TITLE:
Multifaceted Linguistic Pragmatics of Justification (Ukrainian Speech-Based Study)
AUTHORS:
Natalya Kravchenko, Viktoriia Blidchenko-Naiko
KEYWORDS:
Justification-Prevention, Justification-Repair, Indirect Speech Acts, Negative Politeness, Maxims of Politeness, Cooperative Maxims, Conversational Implicatures
JOURNAL NAME:
Open Journal of Modern Linguistics,
Vol.10 No.1,
January
20,
2020
ABSTRACT: This paper investigates the communicative act of justification as a multi-faceted pragmatic and structural phenomenon. We argue that the properties of justification rely on the amount of face threat to be compensated by such an act, on the number of face-threatened communicators and the function of justification as a face threat-preventive or face threat-restoring device.
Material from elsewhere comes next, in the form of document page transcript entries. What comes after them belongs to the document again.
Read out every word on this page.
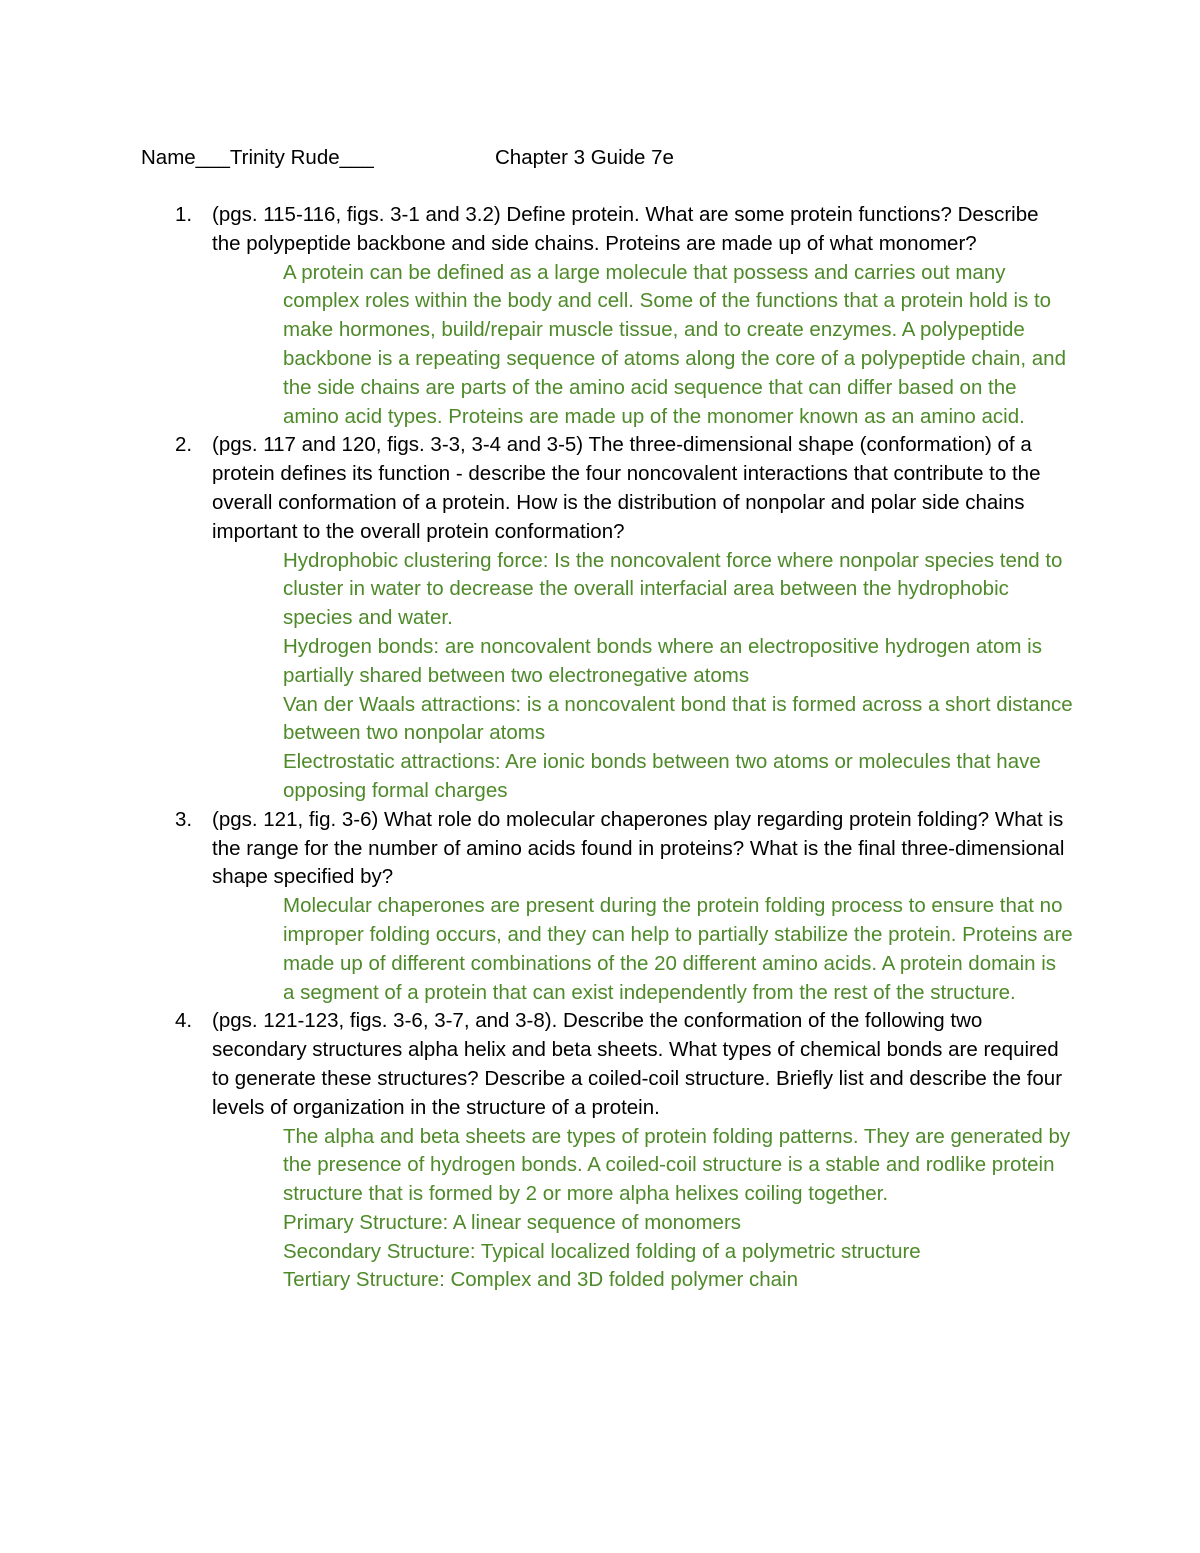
Name___Trinity Rude___	Chapter 3 Guide 7e
1. (pgs. 115-116, figs. 3-1 and 3.2) Define protein. What are some protein functions? Describe the polypeptide backbone and side chains. Proteins are made up of what monomer?
A protein can be defined as a large molecule that possess and carries out many complex roles within the body and cell. Some of the functions that a protein hold is to make hormones, build/repair muscle tissue, and to create enzymes. A polypeptide backbone is a repeating sequence of atoms along the core of a polypeptide chain, and the side chains are parts of the amino acid sequence that can differ based on the amino acid types. Proteins are made up of the monomer known as an amino acid.
2. (pgs. 117 and 120, figs. 3-3, 3-4 and 3-5) The three-dimensional shape (conformation) of a protein defines its function - describe the four noncovalent interactions that contribute to the overall conformation of a protein. How is the distribution of nonpolar and polar side chains important to the overall protein conformation?
Hydrophobic clustering force: Is the noncovalent force where nonpolar species tend to cluster in water to decrease the overall interfacial area between the hydrophobic species and water.
Hydrogen bonds: are noncovalent bonds where an electropositive hydrogen atom is partially shared between two electronegative atoms
Van der Waals attractions: is a noncovalent bond that is formed across a short distance between two nonpolar atoms
Electrostatic attractions: Are ionic bonds between two atoms or molecules that have opposing formal charges
3. (pgs. 121, fig. 3-6) What role do molecular chaperones play regarding protein folding? What is the range for the number of amino acids found in proteins? What is the final three-dimensional shape specified by?
Molecular chaperones are present during the protein folding process to ensure that no improper folding occurs, and they can help to partially stabilize the protein. Proteins are made up of different combinations of the 20 different amino acids. A protein domain is a segment of a protein that can exist independently from the rest of the structure.
4. (pgs. 121-123, figs. 3-6, 3-7, and 3-8). Describe the conformation of the following two secondary structures alpha helix and beta sheets. What types of chemical bonds are required to generate these structures? Describe a coiled-coil structure. Briefly list and describe the four levels of organization in the structure of a protein.
The alpha and beta sheets are types of protein folding patterns. They are generated by the presence of hydrogen bonds. A coiled-coil structure is a stable and rodlike protein structure that is formed by 2 or more alpha helixes coiling together.
Primary Structure: A linear sequence of monomers
Secondary Structure: Typical localized folding of a polymetric structure
Tertiary Structure: Complex and 3D folded polymer chain
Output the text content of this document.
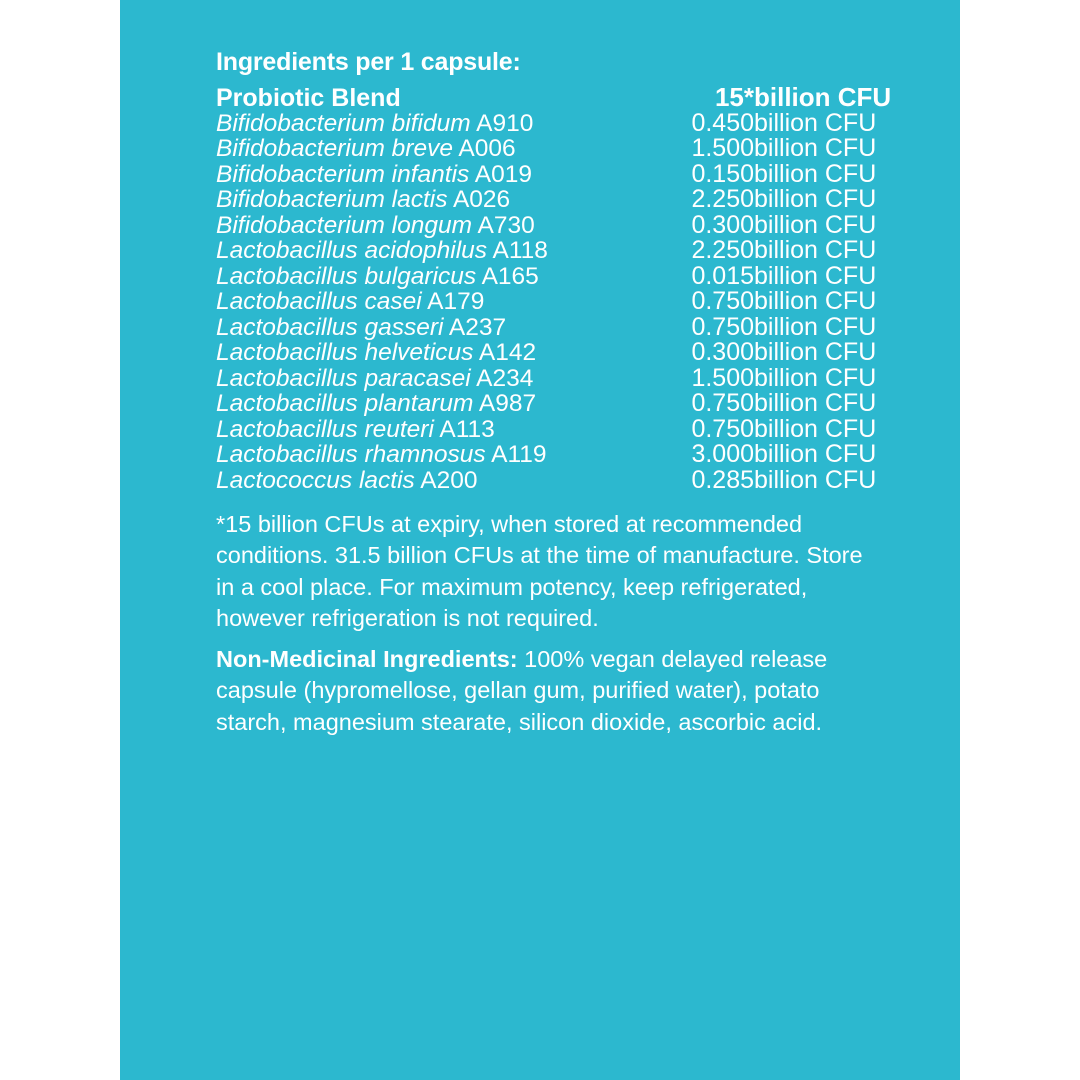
Ingredients per 1 capsule:
Probiotic Blend	15*	billion CFU
Bifidobacterium bifidum A910	0.450	billion CFU
Bifidobacterium breve A006	1.500	billion CFU
Bifidobacterium infantis A019	0.150	billion CFU
Bifidobacterium lactis A026	2.250	billion CFU
Bifidobacterium longum A730	0.300	billion CFU
Lactobacillus acidophilus A118	2.250	billion CFU
Lactobacillus bulgaricus A165	0.015	billion CFU
Lactobacillus casei A179	0.750	billion CFU
Lactobacillus gasseri A237	0.750	billion CFU
Lactobacillus helveticus A142	0.300	billion CFU
Lactobacillus paracasei A234	1.500	billion CFU
Lactobacillus plantarum A987	0.750	billion CFU
Lactobacillus reuteri A113	0.750	billion CFU
Lactobacillus rhamnosus A119	3.000	billion CFU
Lactococcus lactis A200	0.285	billion CFU
*15 billion CFUs at expiry, when stored at recommended conditions. 31.5 billion CFUs at the time of manufacture. Store in a cool place. For maximum potency, keep refrigerated, however refrigeration is not required.
Non-Medicinal Ingredients: 100% vegan delayed release capsule (hypromellose, gellan gum, purified water), potato starch, magnesium stearate, silicon dioxide, ascorbic acid.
Based on such criteria, the article identifies: 1) justification-prevention of the other’s face-threatening act and 2) justification-explanation/repair of the own face- threatening act. Such acts have the same illocutionary point but differ in degree of their strength, determining their different structural and pragmatic features. Justification-repair iconically reproduces the awkwardness of the denoted situations and correlates with the conversational-analytical notion of dispreference. It involves complication in verbal arrangement and interplay of multifacet pragmatics: indirect speech acts, which affect a refusal strategy of justification, correlate with the strategies of negative politeness and their corresponding maxims, which, in their turn, involve the cooperative maxims’ violation triggering the conversational implicature to communicate face-threats in an implicit way. Justification-prevention is subdivided into prepositional and postpositional types in regards to their auxiliary position in complex speech acts. They differ structurally and pragmatically, depending on the number of face-threatened participants. Prepositional justification is intended to compensate face-threats both to the interlocutor who may be imposed by the speaker’s act and to the speaker, who takes risk to be faced with refusal or rejection. It is less distinct and more structurally and pragmatically complex as compared to the postpositional justification that prevents the damage only to the speaker’s face.